Si se obliga al usuario a introducir todas estas características en su contraseña, evitar que se repitan x caracteres al renovarlas, hace que los empleados acaben por volverse descuidados, que no se acuerden de la clave que pusieron ayer y acaben por apuntarla en una nota adhesiva sobre la pantalla. Al final el efecto que se consigue es el contrario al deseado. En lugar de mejorar la seguridad, se facilita el acceso.

Por eso muchas organizaciones no aplican estas restricciones de políticas de contraseña a la hora de gestionar los accesos de los usuarios. Además hay que tener en cuenta que para muchas de ellas la confidencialidad o la trazabilidad no son esenciales. La posibilidad de que cualquier trabajador acceda al ordenador de un compañero para realizar determinadas tareas está por encima de la privacidad.

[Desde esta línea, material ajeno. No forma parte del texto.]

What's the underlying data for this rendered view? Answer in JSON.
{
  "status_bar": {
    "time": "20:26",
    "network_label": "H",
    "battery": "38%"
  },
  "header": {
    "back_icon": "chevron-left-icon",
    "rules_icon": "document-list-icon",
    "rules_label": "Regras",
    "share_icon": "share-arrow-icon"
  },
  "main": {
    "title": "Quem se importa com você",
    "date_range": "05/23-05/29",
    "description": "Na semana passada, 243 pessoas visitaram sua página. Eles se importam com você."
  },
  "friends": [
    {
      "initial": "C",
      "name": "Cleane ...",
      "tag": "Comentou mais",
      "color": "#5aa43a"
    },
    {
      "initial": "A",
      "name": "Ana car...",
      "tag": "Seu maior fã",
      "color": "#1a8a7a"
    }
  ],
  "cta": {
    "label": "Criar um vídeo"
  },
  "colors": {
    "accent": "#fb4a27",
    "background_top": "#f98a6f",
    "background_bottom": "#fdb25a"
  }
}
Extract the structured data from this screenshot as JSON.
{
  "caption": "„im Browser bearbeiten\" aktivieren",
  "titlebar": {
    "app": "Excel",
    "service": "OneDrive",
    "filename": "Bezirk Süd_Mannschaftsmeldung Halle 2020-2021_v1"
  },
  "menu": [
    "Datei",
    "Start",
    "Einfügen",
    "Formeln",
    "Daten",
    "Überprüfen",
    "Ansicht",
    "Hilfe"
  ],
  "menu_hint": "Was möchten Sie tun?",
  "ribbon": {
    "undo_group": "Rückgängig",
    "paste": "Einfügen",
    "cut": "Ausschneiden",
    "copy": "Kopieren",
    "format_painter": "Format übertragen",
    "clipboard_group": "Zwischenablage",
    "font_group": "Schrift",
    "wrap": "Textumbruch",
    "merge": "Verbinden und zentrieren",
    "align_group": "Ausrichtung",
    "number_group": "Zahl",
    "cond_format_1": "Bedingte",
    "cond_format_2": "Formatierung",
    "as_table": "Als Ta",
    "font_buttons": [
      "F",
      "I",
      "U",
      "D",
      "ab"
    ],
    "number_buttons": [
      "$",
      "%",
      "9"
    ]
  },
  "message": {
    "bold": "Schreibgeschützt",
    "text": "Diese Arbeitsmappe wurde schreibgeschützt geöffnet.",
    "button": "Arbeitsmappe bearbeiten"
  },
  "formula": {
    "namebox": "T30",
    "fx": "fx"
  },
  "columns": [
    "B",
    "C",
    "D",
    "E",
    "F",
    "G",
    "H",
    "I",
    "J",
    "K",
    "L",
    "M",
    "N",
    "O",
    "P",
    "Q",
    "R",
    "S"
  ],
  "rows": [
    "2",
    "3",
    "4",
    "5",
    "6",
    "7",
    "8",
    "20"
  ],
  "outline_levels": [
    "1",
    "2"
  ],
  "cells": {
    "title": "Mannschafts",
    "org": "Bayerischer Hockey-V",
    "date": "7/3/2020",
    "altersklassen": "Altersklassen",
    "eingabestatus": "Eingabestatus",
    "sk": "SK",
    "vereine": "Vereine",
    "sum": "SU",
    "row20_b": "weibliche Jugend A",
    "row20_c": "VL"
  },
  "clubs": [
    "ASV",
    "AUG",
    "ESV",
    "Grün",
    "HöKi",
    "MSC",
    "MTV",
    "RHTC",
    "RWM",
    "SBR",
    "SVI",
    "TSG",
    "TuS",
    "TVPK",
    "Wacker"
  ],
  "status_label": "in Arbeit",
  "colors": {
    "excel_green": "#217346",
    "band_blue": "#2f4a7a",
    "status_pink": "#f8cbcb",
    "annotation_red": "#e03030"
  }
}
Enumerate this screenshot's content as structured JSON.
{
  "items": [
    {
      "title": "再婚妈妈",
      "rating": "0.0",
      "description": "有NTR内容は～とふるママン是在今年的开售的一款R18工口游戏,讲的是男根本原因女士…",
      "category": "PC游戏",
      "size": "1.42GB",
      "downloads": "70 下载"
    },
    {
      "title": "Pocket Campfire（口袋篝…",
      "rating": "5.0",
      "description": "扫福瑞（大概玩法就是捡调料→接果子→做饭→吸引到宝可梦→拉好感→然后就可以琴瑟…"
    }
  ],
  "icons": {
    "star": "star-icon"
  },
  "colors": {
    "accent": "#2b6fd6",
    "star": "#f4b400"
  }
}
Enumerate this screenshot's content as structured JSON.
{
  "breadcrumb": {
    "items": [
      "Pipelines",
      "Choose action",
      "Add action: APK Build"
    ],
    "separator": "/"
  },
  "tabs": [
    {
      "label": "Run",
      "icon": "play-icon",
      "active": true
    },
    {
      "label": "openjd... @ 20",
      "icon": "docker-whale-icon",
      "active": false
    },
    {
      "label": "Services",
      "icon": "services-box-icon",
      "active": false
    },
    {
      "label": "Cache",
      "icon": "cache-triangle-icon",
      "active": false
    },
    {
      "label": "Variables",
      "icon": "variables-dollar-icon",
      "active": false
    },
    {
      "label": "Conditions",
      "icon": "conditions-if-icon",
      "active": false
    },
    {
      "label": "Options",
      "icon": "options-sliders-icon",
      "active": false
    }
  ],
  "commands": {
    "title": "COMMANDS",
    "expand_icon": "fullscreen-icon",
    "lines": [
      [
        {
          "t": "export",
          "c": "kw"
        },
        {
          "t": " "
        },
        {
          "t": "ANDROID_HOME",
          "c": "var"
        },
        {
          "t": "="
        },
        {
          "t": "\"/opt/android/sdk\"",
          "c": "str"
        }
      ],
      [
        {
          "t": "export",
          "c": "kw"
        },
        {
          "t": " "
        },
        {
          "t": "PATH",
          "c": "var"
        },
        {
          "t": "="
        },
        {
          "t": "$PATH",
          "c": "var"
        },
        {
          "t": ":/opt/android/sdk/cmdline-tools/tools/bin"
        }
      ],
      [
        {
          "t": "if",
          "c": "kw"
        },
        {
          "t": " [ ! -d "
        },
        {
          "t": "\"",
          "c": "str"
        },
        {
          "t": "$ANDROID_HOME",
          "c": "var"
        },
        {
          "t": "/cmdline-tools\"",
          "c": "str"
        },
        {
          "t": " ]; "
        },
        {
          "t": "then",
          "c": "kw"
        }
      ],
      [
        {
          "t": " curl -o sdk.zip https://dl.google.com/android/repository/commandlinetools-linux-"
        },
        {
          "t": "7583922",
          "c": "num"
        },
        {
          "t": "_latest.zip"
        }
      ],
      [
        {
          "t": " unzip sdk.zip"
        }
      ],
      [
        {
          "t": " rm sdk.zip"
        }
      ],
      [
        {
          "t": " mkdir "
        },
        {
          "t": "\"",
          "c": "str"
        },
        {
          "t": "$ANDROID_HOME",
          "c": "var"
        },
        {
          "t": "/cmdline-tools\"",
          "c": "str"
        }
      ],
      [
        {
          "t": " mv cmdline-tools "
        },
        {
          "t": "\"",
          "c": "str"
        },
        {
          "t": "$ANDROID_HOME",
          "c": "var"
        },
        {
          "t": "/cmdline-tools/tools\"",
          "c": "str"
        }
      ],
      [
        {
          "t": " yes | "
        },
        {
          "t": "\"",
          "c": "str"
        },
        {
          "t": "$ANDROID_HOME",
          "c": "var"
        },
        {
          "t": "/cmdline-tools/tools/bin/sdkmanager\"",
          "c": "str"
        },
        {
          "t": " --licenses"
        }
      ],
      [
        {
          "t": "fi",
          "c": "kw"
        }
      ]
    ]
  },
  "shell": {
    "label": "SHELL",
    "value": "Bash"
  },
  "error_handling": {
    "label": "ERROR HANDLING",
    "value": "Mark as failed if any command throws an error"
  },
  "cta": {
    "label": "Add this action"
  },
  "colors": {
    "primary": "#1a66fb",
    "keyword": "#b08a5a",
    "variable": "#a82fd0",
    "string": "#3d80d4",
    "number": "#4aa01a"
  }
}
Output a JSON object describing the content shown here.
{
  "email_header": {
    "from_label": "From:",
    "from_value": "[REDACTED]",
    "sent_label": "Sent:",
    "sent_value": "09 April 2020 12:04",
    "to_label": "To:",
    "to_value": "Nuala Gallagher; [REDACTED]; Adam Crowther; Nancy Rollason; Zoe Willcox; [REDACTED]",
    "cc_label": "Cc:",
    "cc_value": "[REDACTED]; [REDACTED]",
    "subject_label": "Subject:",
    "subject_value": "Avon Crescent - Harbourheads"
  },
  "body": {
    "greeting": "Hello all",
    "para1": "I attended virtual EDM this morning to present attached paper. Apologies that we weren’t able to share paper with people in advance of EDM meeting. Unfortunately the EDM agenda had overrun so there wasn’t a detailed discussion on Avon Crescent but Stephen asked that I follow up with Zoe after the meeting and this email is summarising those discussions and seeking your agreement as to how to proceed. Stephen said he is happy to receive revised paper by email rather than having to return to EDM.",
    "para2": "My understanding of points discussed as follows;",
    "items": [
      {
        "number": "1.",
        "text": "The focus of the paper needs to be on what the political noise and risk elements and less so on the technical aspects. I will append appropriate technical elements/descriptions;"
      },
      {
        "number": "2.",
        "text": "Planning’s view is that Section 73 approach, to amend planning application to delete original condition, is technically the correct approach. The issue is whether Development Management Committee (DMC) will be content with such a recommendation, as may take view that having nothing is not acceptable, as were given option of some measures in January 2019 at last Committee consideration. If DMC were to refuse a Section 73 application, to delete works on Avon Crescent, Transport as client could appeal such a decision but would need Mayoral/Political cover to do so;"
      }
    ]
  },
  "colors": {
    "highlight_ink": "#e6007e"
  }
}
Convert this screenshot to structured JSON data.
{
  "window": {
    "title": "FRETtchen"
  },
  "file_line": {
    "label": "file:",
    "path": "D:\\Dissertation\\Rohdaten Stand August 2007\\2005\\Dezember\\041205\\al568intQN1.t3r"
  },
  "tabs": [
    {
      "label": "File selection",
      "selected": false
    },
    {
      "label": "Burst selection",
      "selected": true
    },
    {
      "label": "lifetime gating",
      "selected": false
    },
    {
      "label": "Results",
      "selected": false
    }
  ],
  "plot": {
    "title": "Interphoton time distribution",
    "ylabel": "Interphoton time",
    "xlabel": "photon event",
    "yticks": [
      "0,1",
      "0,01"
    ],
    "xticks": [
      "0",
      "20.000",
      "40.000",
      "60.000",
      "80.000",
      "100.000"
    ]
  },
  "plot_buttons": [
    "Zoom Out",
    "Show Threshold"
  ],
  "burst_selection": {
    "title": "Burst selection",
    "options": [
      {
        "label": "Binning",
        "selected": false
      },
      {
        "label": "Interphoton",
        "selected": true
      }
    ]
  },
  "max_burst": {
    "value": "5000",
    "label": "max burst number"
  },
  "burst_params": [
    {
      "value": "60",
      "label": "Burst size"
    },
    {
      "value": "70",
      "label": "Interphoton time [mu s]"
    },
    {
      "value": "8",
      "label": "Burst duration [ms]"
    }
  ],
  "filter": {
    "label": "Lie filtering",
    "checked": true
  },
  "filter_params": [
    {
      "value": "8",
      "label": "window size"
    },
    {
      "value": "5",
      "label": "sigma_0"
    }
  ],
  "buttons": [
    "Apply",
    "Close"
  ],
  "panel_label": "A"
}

De este modo se acaba por crear un patrón para todos los puestos de trabajo, asociado a su número de puesto, de extensión de línea telefónica, etc. Al final, salvo casos puntuales todos saben la contraseña de todos. Esto también tiene el inconveniente de que cuando ocurre algo y se quiere averiguar quién ha borrado un archivo, o modificado un documento, el resultado no será nunca concluyente.

Además recuerdo a un jefe que tuve que al poco de entrar me facilitó sus contraseñas. Sólo vas a poder trabajar más gracias las claves de acceso, recuerdo que me dijo. Y no dejaba de tener razón, dada la relación de confianza que existía en nuestro departamento. Y esta es la relación que existe en la mayoría de las pymes.

Al final todas las restricciones suponen una clave que la mayoría de la gente no puede recordar pero que a la hora de detener un ataque por fuerza bruta, no son tan complicadas para un ordenador. Por eso la tendencia actual se mueve hacia contraseñas más largas, como frases de paso, que sean sencillas de recordar, pero por su longitud complicadas por la cantidad de combinaciones posibles, de adivinar para los ordenadores que intenten un ataque.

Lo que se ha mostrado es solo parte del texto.